Il est dit aussi qu’il faut renforcer toutes les interconnexions de la France avec les pays voisins (Rapport de Monsieur Derdevet au Président de la République). Si on consulte régulièrement le portail clients du site RTE à la rubrique capacités d’interconnexion -flux physiques transitant sur les interconnexions, on peut voir que seules l’interconnexion avec la GB et l’Italie sont saturées.
Si l’on examine la situation à 19 h 00 le 8 juin, les flux physiques transités vers tous les pays voisins étaient très importants en raison d’un anticyclone qui a fait considérablement baisser la production éolienne. Preuve s’il en fallait qu’il n’y a pas de foisonnement. l’Europe vit sous un régime de vent d’ouest, ce qui est bien connu.
Bonsoir Monsieur Fluchère,
RIFKIN – Mon article n’est pas inspiré des réflexions de ce prospectiviste américain, mais de la littérature scientifique mondiale sur les EnR, notamment du MIT (http://mitei.mit.edu/futureofsolar ) et de Stanford (http://web.stanford.edu/group/efmh/jacobson/Articles/I/WWS-50-USState-plans.html ), mais aussi cet excellent rapport (http://www.fondation-nicolas-hulot.org/sites/default/files/publications/151112_ela5_solaire_photovoltaique.pdf) de la Fondation Nicolas Hulot réalisé par Nicolas Ott, ingénieur des MInes.
BIODIVERSITE & PV – Royaume-Uni : Study finds positive link between UK solar farms and biodiversity – http://www.pv-magazine.com/news/details/beitrag/study-finds-positive-link-between-uk-solar-farms-and-biodiversity_100024351/
Engie : « Des associations ont fait des études sur nos parcs solaires et se sont rendu compte qu’en fait ce sont des foyers de biodiversité tout à fait incroyables. » http://bfmbusiness.bfmtv.com/mediaplayer/video/un-monde-en-mouvement-solairedirect-le-specialiste-de-l-energie-solaire-2102-760476.html
D’accord avec vous : le potentiel du solaire PV au niveau des parkings (ombrières) et toitures est colossal.
MIX ELECTRIQUE – 80% de renouvelables ne poseront aucun problème au réseau électrique allemand
http://www.techniques-ingenieur.fr/actualite/articles/80-de-renouvelables-ne-poseront-aucun-probleme-au-reseau-electrique-allemand-34454/
MARCHE de L’ELECTRICITE : je suis d’accord, il y a un problème, les tarifs d’achat ont perturbé le marché. Comme l’a souligné Isabelle Kocher ingénieur des Mines : « Oui, j’y crois (à un mix électrique 100% EnR en France, 2050 ndlr), à condition de mettre en place un écosystème qui le permette. Il ne faut pas que les renouvelables créent une volatilité insupportable sur les prix et des problèmes d’intermittence. Cela demande de développer des solutions de stockage. Si le stockage suit des courbes d’évolution technologique et de réduction des coûts aussi rapides que celle du photovoltaïque, il sera prochainement compétitif à toutes les échelles. En ajoutant des outils de gaz renouvelable, le scénario 100 % renouvelable est peut-être crédible à l’horizon 2050. ».

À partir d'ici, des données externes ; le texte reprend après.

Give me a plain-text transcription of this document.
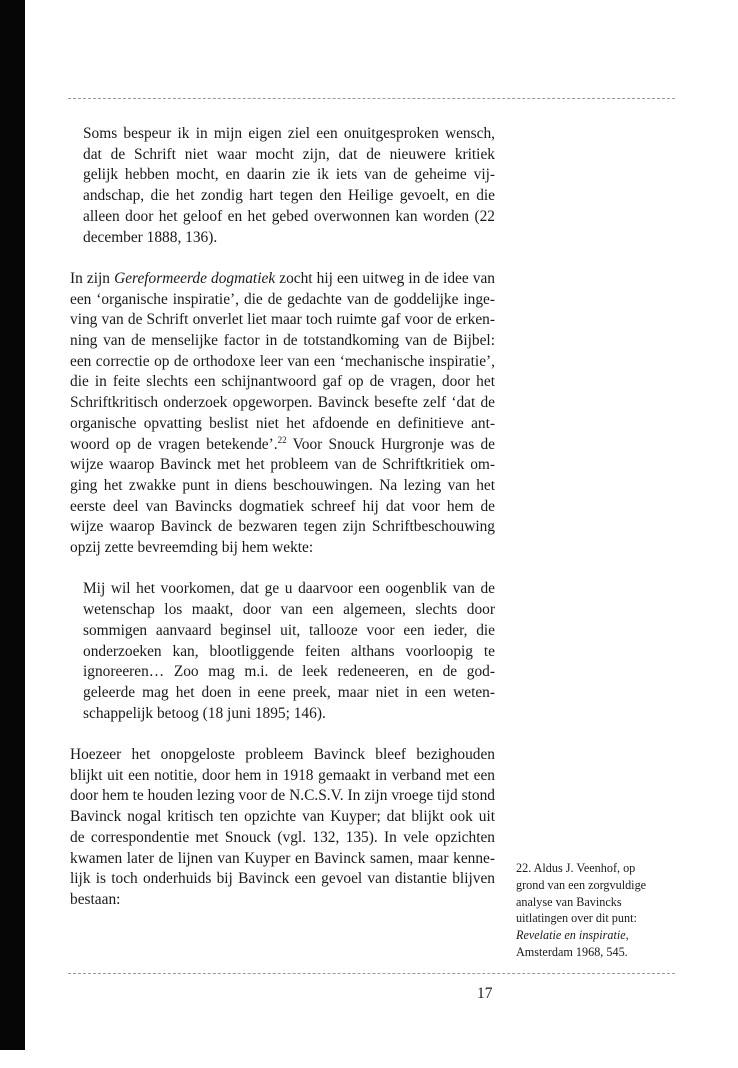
Soms bespeur ik in mijn eigen ziel een onuitgesproken wensch,
dat de Schrift niet waar mocht zijn, dat de nieuwere kritiek
gelijk hebben mocht, en daarin zie ik iets van de geheime vij-
andschap, die het zondig hart tegen den Heilige gevoelt, en die
alleen door het geloof en het gebed overwonnen kan worden (22
december 1888, 136).
In zijn Gereformeerde dogmatiek zocht hij een uitweg in de idee van
een ‘organische inspiratie’, die de gedachte van de goddelijke inge-
ving van de Schrift onverlet liet maar toch ruimte gaf voor de erken-
ning van de menselijke factor in de totstandkoming van de Bijbel:
een correctie op de orthodoxe leer van een ‘mechanische inspiratie’,
die in feite slechts een schijnantwoord gaf op de vragen, door het
Schriftkritisch onderzoek opgeworpen. Bavinck besefte zelf ‘dat de
organische opvatting beslist niet het afdoende en definitieve ant-
woord op de vragen betekende’.$^{22}$ Voor Snouck Hurgronje was de
wijze waarop Bavinck met het probleem van de Schriftkritiek om-
ging het zwakke punt in diens beschouwingen. Na lezing van het
eerste deel van Bavincks dogmatiek schreef hij dat voor hem de
wijze waarop Bavinck de bezwaren tegen zijn Schriftbeschouwing
opzij zette bevreemding bij hem wekte:
Mij wil het voorkomen, dat ge u daarvoor een oogenblik van de
wetenschap los maakt, door van een algemeen, slechts door
sommigen aanvaard beginsel uit, tallooze voor een ieder, die
onderzoeken kan, blootliggende feiten althans voorloopig te
ignoreeren… Zoo mag m.i. de leek redeneeren, en de god-
geleerde mag het doen in eene preek, maar niet in een weten-
schappelijk betoog (18 juni 1895; 146).
Hoezeer het onopgeloste probleem Bavinck bleef bezighouden
blijkt uit een notitie, door hem in 1918 gemaakt in verband met een
door hem te houden lezing voor de N.C.S.V. In zijn vroege tijd stond
Bavinck nogal kritisch ten opzichte van Kuyper; dat blijkt ook uit
de correspondentie met Snouck (vgl. 132, 135). In vele opzichten
kwamen later de lijnen van Kuyper en Bavinck samen, maar kenne-
lijk is toch onderhuids bij Bavinck een gevoel van distantie blijven
bestaan:
22. Aldus J. Veenhof, op
grond van een zorgvuldige
analyse van Bavincks
uitlatingen over dit punt:
Revelatie en inspiratie,
Amsterdam 1968, 545.
17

Subventionner (parfois maladroitement et abusivement, c’est vrai) le solaire PV et l’éolien a permis de faire baisser les coûts, et à présent c’est le monde entier qui bénéficie de ces technologies devenues bon marché. Les dernières statistiques mondiales de BP sur l’énergie viennent d’être publiées : « Solar Is the Fastest-Growing Energy, Says Top Fossil Fuel Major »

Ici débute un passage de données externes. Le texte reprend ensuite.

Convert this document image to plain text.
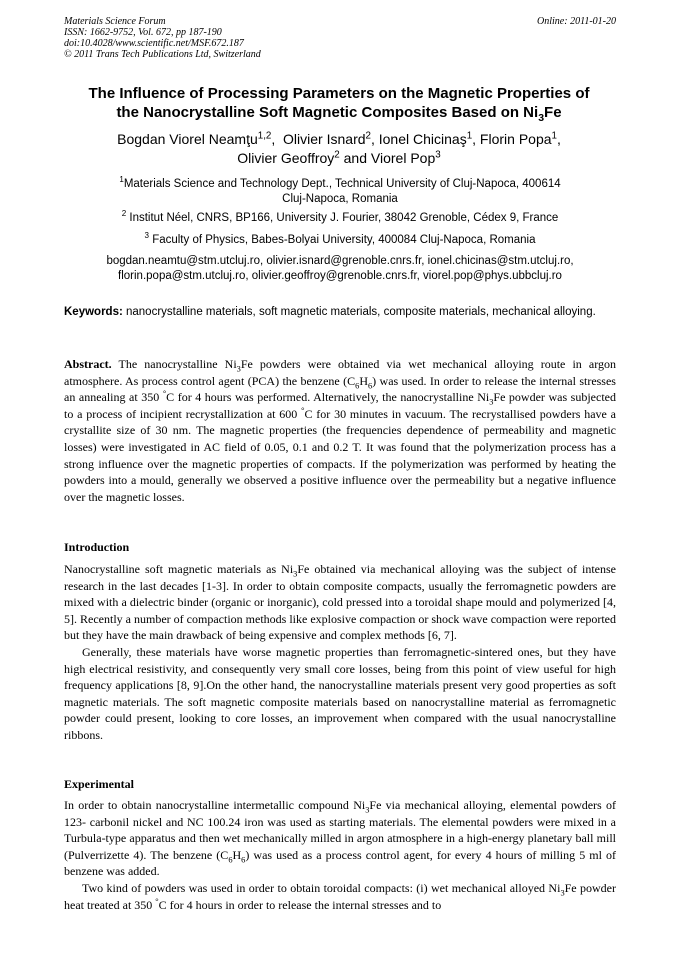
Materials Science Forum
ISSN: 1662-9752, Vol. 672, pp 187-190
doi:10.4028/www.scientific.net/MSF.672.187
© 2011 Trans Tech Publications Ltd, Switzerland
Online: 2011-01-20
The Influence of Processing Parameters on the Magnetic Properties of
the Nanocrystalline Soft Magnetic Composites Based on $Ni_3Fe$
Bogdan Viorel Neamţu$^{1,2}$,  Olivier Isnard$^2$, Ionel Chicinaş$^1$, Florin Popa$^1$,
Olivier Geoffroy$^2$ and Viorel Pop$^3$
$^1$Materials Science and Technology Dept., Technical University of Cluj-Napoca, 400614
Cluj-Napoca, Romania
$^2$ Institut Néel, CNRS, BP166, University J. Fourier, 38042 Grenoble, Cédex 9, France
$^3$ Faculty of Physics, Babes-Bolyai University, 400084 Cluj-Napoca, Romania
bogdan.neamtu@stm.utcluj.ro, olivier.isnard@grenoble.cnrs.fr, ionel.chicinas@stm.utcluj.ro,
florin.popa@stm.utcluj.ro, olivier.geoffroy@grenoble.cnrs.fr, viorel.pop@phys.ubbcluj.ro
Keywords: nanocrystalline materials, soft magnetic materials, composite materials, mechanical alloying.

Abstract. The nanocrystalline $Ni_3Fe$ powders were obtained via wet mechanical alloying route in argon atmosphere. As process control agent (PCA) the benzene $(C_6H_6)$ was used. In order to release the internal stresses an annealing at 350 °C for 4 hours was performed. Alternatively, the nanocrystalline $Ni_3Fe$ powder was subjected to a process of incipient recrystallization at 600 °C for 30 minutes in vacuum. The recrystallised powders have a crystallite size of 30 nm. The magnetic properties (the frequencies dependence of permeability and magnetic losses) were investigated in AC field of 0.05, 0.1 and 0.2 T. It was found that the polymerization process has a strong influence over the magnetic properties of compacts. If the polymerization was performed by heating the powders into a mould, generally we observed a positive influence over the permeability but a negative influence over the magnetic losses.

Introduction

Nanocrystalline soft magnetic materials as $Ni_3Fe$ obtained via mechanical alloying was the subject of intense research in the last decades [1-3]. In order to obtain composite compacts, usually the ferromagnetic powders are mixed with a dielectric binder (organic or inorganic), cold pressed into a toroidal shape mould and polymerized [4, 5]. Recently a number of compaction methods like explosive compaction or shock wave compaction were reported but they have the main drawback of being expensive and complex methods [6, 7].

Generally, these materials have worse magnetic properties than ferromagnetic-sintered ones, but they have high electrical resistivity, and consequently very small core losses, being from this point of view useful for high frequency applications [8, 9].On the other hand, the nanocrystalline materials present very good properties as soft magnetic materials. The soft magnetic composite materials based on nanocrystalline material as ferromagnetic powder could present, looking to core losses, an improvement when compared with the usual nanocrystalline ribbons.

Experimental

In order to obtain nanocrystalline intermetallic compound $Ni_3Fe$ via mechanical alloying, elemental powders of 123- carbonil nickel and NC 100.24 iron was used as starting materials. The elemental powders were mixed in a Turbula-type apparatus and then wet mechanically milled in argon atmosphere in a high-energy planetary ball mill (Pulverrizette 4). The benzene $(C_6H_6)$ was used as a process control agent, for every 4 hours of milling 5 ml of benzene was added.

Two kind of powders was used in order to obtain toroidal compacts: (i) wet mechanical alloyed $Ni_3Fe$ powder heat treated at 350 °C for 4 hours in order to release the internal stresses and to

https://www.bloomberg.com/news/articles/2016-06-08/solar-is-the-fastest-growing-energy-says-top-fossil-fuel-major
AUTONOMIE – « Mon maître, Marcel Boiteux, dit toujours que l’on compare les planches et le fauteuil Louis XV qu’elles ont servi à fabriquer. » Pour ma part, même si j’apprécie de nombreux intellectuels, universitaires, chefs d’entreprise et politiques, je n’ai de maître autre que moi-même 😉
Réponse à Monsieur Danielo.
Vous finissez votre réponse par la phrase suivante « Nucléaire, charbon, renouvelable : il n’y a pas de solution miracle. Mais nous avons besoin d’un débat objectif.

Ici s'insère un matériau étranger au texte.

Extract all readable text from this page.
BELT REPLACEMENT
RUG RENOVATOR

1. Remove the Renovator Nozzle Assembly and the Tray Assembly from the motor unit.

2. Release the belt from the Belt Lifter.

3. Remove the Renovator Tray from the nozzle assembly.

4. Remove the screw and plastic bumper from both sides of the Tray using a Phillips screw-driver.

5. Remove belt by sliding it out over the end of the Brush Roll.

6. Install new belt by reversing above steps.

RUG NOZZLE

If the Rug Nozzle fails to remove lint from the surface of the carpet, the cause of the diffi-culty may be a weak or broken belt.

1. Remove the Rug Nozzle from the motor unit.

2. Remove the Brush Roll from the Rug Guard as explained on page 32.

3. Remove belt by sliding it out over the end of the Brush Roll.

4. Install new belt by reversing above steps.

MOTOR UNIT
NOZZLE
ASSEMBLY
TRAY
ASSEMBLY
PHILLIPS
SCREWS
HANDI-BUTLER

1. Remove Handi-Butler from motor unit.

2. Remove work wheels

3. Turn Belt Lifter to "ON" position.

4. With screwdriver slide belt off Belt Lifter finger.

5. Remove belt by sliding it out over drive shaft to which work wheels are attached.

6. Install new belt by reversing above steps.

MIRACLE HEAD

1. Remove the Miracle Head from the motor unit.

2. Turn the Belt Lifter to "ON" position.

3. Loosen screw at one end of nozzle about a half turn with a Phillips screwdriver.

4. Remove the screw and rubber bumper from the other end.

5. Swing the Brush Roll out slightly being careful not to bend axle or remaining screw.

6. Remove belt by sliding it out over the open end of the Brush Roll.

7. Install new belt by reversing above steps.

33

Sur ce point, je suis entièrement d’accord avec vous.
J’ai réagi à votre présentation parce qu’elle faisait l’apologie des ENR intermittentes en reprenant les théories fumeuses de Rifkin qui applique aux renouvelables intermittentes les mêmes progrès que ceux qui oint été fait en informatique et transmission de données.
Et il se trompe lamentablement et il nous trompe. Augmenter les capacités de transit d’une paire de cuivre téléphonique pour avoir l’ADSL, n’a été possible que parce que les données se stockent et se déstockent en suivant les principes des séries de Fourrier.
Partir d’un signal analogique, le discrétiser en signal numérique, et envoyer des paquets de données qui vont être remises en forme à l’arrivée est le principe des signaux numériques actuels.
Le tout voyageant à la vitesse de la lumière, le spectateur de télé ou l’auditeur de radio et de téléphonie, ne s’aperçoivent absolument pas de cette opération.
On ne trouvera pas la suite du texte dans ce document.